Research published in 2020 suggests that screening and access to HCV care still have room for improvements in certain populations:

  • Other than U.S.-born white and Black people, there are other racial/ethnic groups.
  • Americans who are foreign-born.
  • Those born in 1985.
  • People without insurance.

The study found that more than 50 percent of the people identified as living with HCV didn’t know that they had the virus.

Chronic hepatitis C affects about 2.7 million Americans. A 2016 study that examined treatment rates for chronic hepatitis C found that white people had higher treatment rates than historically marginalized groups:

  • white was at a rate of 10.7 percent.
  • Black made up 8.8 percent of the population.
  • The Hispanic population is 8.8 percent.
  • The Asian population is 7.9 percent.

White people were the most likely to have a co-occurring mental health condition at a rate of 20.1 percent, while Black people were the most likely to have a co-occurring medical condition at a rate of 44 percent.

Hispanic people had a higher rate of the disease than white people.

The U.S. Department of Health and Human Services (HHS) has created the Viral Hepatitis National Strategic Plan. The plan includes strategies to help address the gaps in hepatitis screening and treatment, with a focus on priority populations.

One of the many motivators for this plan is the increase in hepatitis C rates, which have almost tripled between the years 2011 and 2018. The increase is likely due to the Centers for Disease Control and Prevention (CDC)’s recommendation for Hep C screening in those born between 1945 and 1965. This screening began in 2012.

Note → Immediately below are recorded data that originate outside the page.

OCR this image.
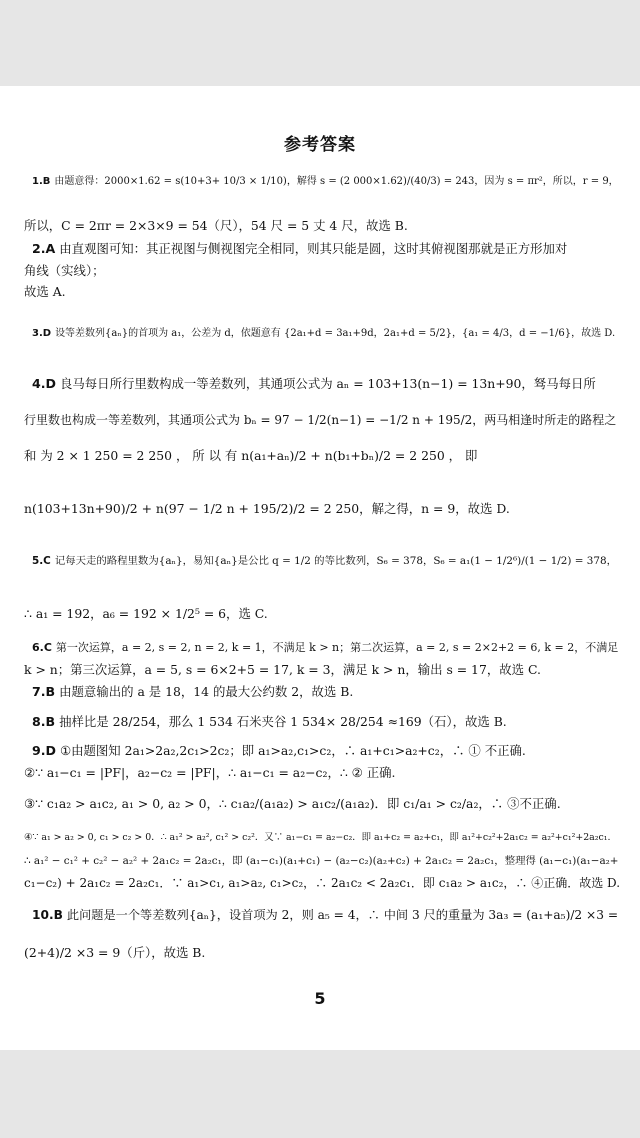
参考答案
1.B 由题意得：2000×1.62 = s(10+3+ 10/3 × 1/10)，解得 s = (2 000×1.62)/(40/3) = 243，因为 s = πr²，所以，r = 9，
所以，C = 2πr = 2×3×9 = 54（尺），54 尺 = 5 丈 4 尺，故选 B.
2.A 由直观图可知：其正视图与侧视图完全相同，则其只能是圆，这时其俯视图那就是正方形加对
角线（实线）；
故选 A.
3.D 设等差数列{aₙ}的首项为 a₁，公差为 d，依题意有 {2a₁+d = 3a₁+9d，2a₁+d = 5/2}，{a₁ = 4/3，d = −1/6}，故选 D.
4.D 良马每日所行里数构成一等差数列，其通项公式为 aₙ = 103+13(n−1) = 13n+90，驽马每日所
行里数也构成一等差数列，其通项公式为 bₙ = 97 − 1/2(n−1) = −1/2 n + 195/2，两马相逢时所走的路程之
和 为 2 × 1 250 = 2 250 ， 所 以 有 n(a₁+aₙ)/2 + n(b₁+bₙ)/2 = 2 250 ， 即
n(103+13n+90)/2 + n(97 − 1/2 n + 195/2)/2 = 2 250，解之得，n = 9，故选 D.
5.C 记每天走的路程里数为{aₙ}，易知{aₙ}是公比 q = 1/2 的等比数列，S₆ = 378，S₆ = a₁(1 − 1/2⁶)/(1 − 1/2) = 378，
∴ a₁ = 192，a₆ = 192 × 1/2⁵ = 6，选 C.
6.C 第一次运算，a = 2, s = 2, n = 2, k = 1，不满足 k > n；第二次运算，a = 2, s = 2×2+2 = 6, k = 2，不满足
k > n；第三次运算，a = 5, s = 6×2+5 = 17, k = 3，满足 k > n，输出 s = 17，故选 C.
7.B 由题意输出的 a 是 18，14 的最大公约数 2，故选 B.
8.B 抽样比是 28/254，那么 1 534 石米夹谷 1 534× 28/254 ≈169（石），故选 B.
9.D ①由题图知 2a₁>2a₂,2c₁>2c₂；即 a₁>a₂,c₁>c₂，∴ a₁+c₁>a₂+c₂，∴ ① 不正确.
②∵ a₁−c₁ = |PF|，a₂−c₂ = |PF|，∴ a₁−c₁ = a₂−c₂，∴ ② 正确.
③∵ c₁a₂ > a₁c₂, a₁ > 0, a₂ > 0，∴ c₁a₂/(a₁a₂) > a₁c₂/(a₁a₂)．即 c₁/a₁ > c₂/a₂，∴ ③不正确.
④∵ a₁ > a₂ > 0, c₁ > c₂ > 0．∴ a₁² > a₂², c₁² > c₂²．又∵ a₁−c₁ = a₂−c₂．即 a₁+c₂ = a₂+c₁，即 a₁²+c₂²+2a₁c₂ = a₂²+c₁²+2a₂c₁.
∴ a₁² − c₁² + c₂² − a₂² + 2a₁c₂ = 2a₂c₁，即 (a₁−c₁)(a₁+c₁) − (a₂−c₂)(a₂+c₂) + 2a₁c₂ = 2a₂c₁，整理得 (a₁−c₁)(a₁−a₂+
c₁−c₂) + 2a₁c₂ = 2a₂c₁．∵ a₁>c₁, a₁>a₂, c₁>c₂，∴ 2a₁c₂ < 2a₂c₁．即 c₁a₂ > a₁c₂，∴ ④正确．故选 D.
10.B 此问题是一个等差数列{aₙ}，设首项为 2，则 a₅ = 4，∴ 中间 3 尺的重量为 3a₃ = (a₁+a₅)/2 ×3 =
(2+4)/2 ×3 = 9（斤），故选 B.
5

The HHS has identified priority populations for the disease, based on the nature of the disease and the mortality rates.

Acute hepatitis C

  • Alaskan Natives are Native Americans.
  • People who use drugs.

Chronic hepatitis C

  • Non-Hispanic black.
  • People were born between 1945 and 1965,
  • People living with HIV.
  • People who use drugs.

Hepatitis C mortality

  • Alaskan Natives are Native Americans.
  • People were born between 1945 and 1965,
  • Non-Hispanic black.

The HHS has a plan to include everyone from every category. These goals are set.

  • New infections should be prevented.
  • People living with the disease have poor health outcomes.
  • Reducing health inequalities related to hepatitis.
  • Improve data collection and use.
  • coordinate efforts among federal agency partners

July 25, 2013, was the first annual National African American Hepatitis Action Day (NAAHAD). The CDC and the National Black Leadership Commission on AIDS (NBLCA) work with partner organizations to promote NAAHAD events raising awareness about hepatitis C.

The Black Health Learning Academy offers an online Hepatitis C Treatment and Prevention course that includes actionable suggestions, such as:

  • Increasing community awareness of diseases.
  • Encouraging screening and treatment.
  • reminding people how successful treatment can be.

According to the CDC, May is Hepatitis Awareness Month, May 19 is National Hepatitis Testing Day, and July 28 is World Hepatitis Day. These occasions provide opportunities to start educational dialogues about hepatitis C and its impact.

If left undetected, hep C can be serious. Sometimes there are no symptoms of hepatitis C, so it is possible to not know you have it.

Screening and treatment for hepatitis C is important, but there are gaps between racial groups. Everyone has access to care.

It can help to learn more about this condition and share what you’ve learned with others. The CDC has a viral hepatitis resource page you can visit for more information.

If you’re interested in reading more about the Viral Hepatitis National Strategic Plan, you can download it here.